Celah pada palatum primer dapat terjadi karena kegagalan mesoderm
untuk berpenetrasi ke dalam groove diantara prosesus nasalis media sehingga
proses penggabungan keduanya tidak terjadi. Sedangkan celah pada palatum
sekunder diakibatkan karena kegagalan palatine shelf untuk berfusi satu sama
lain. Berbagai hipotesis dikemukakan untuk menjelaskan kegagalan proses
penyatuan. Pada embrio normal, epitel diantara prosesus nasalis medial dan lateral
dipenetrasikan oleh mesenkim dan akan menghasilkan fusi diantara keduanya.
Jika penetrasi tidak terjadi maka epitel akan terpisah dan membentuk celah.
Defek yang muncul dapat bervariasi tingkat keparahannya. Apabila faktor
etiologi dari pembentukan celah terjadi pada akhir perkembangan, efeknya
mungkin ringan. Namun, jika faktor etiologi muncul pada tahap awal
perkembangan, celah yang terjadi bisa lebih parah. Patofisiologi molekuler pada
celah bibir dan langit-langit secara garis besar terjadi melalui tahap-tahap tertentu,
yaitu :
a. Defek pembentukan sel-sel neural crest
b. Defek proliferasi sel-sel neural crest
c. Defek diferensiasi sel-sel neural cret
d.
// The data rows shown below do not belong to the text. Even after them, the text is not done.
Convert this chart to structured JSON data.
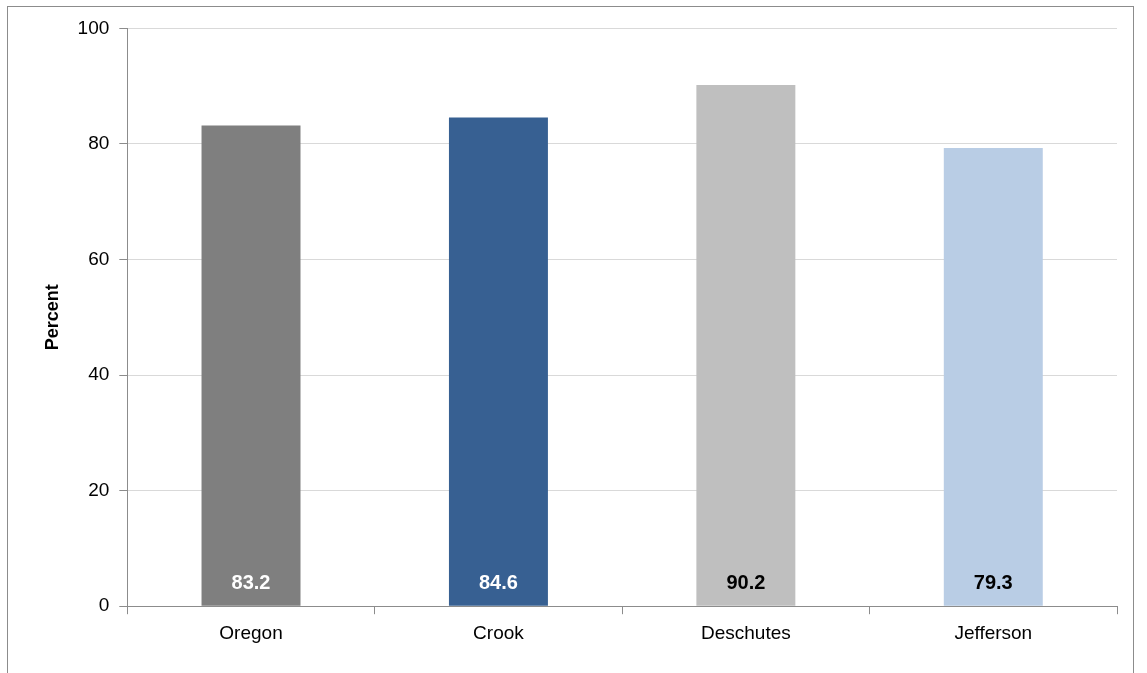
{
  "chart_data": {
    "type": "bar",
    "ylabel": "Percent",
    "categories": [
      "Oregon",
      "Crook",
      "Deschutes",
      "Jefferson"
    ],
    "values": [
      83.2,
      84.6,
      90.2,
      79.3
    ],
    "colors": [
      "#7f7f7f",
      "#376092",
      "#bfbfbf",
      "#b9cde5"
    ],
    "ylim": [
      0,
      100
    ],
    "yticks": [
      0,
      20,
      40,
      60,
      80,
      100
    ],
    "grid": "y",
    "legend": false,
    "data_labels": true
  }
}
Defek matriks ekstraseluler.

4
2.4 Klasifikasi
Veau mengklasifikasikan kelainan ini menjadi 4 grup, yaitu (Chigurupati
dkk., 2010) :
● Grup 1 : cleft pada soft palate;
● Grup 2 : cleft pada hard dan soft palate hingga incisive foramen
● Grup 3 : complete unilateral cleft lip and palate
● Grup 4 : complete bilateral cleft lip and palate
Saat ini klasifiksi oleh Veau sudah jarang digunakan, yang sering
digunakan adalah klasifikasi oleh Kernahan dan Stark yang dapat digambarkan
sesuai skema berikut:

Keterangan : 1: Right lip; 2: Right alveolus; 3: Right premaxilla; 4: Left lip; 5:


Left alveolus; 6: Left premaxilla; 7: Hard palate; 8: Soft palate; 9: Submucous
cleft.
Gambar 1. Klasifikasi Cleft Lip/Palate oleh Kernahan (Bram dkk., 2017)

5
Klasifikasi yang juga cukup sering digunakan yaitu oleh Berkowitz,
dimana dibagi menjadi 4 grup (Chigurupati dkk., 2010) :
1. Clefts of lip and alveolus
2. Clefts of primary (including lip) and secondary palate
3. Clefts of secondary palate only
4. Submucous cleft.
Otto – Kriens memperkenalkan cara penulisan lokasi cleft lip and palate
yang sederhana dan dapat menjelaskan setiap lokasi celah pada bibir, alveolar,
hard palate, soft palate, serta apakah kelainan tersebut komplit, inkomplit,
mikroform, unilateral, atau bilateral. Bibir disingkat sebagai L (lips), gusi
disingkat sebagai A (alveolar), langit-langit dibagi menjadi dua bagian yaitu H
(hard palate) dan S (soft palate). Bila normal (tidak ada celah), maka kode huruf
ditulis strip (-); bila terdapat celah komplit, artinya celah sampai dasar hidung
(nasal floor) ditulis dengan huruf besar; bila terdapat celah inkomplit ditulis
dengan huruf kecil; dan bila terdapat kelainan mikroform ditulis dengan huruf
kecil disertai tanda kurung (Marzoeki dkk., 2002).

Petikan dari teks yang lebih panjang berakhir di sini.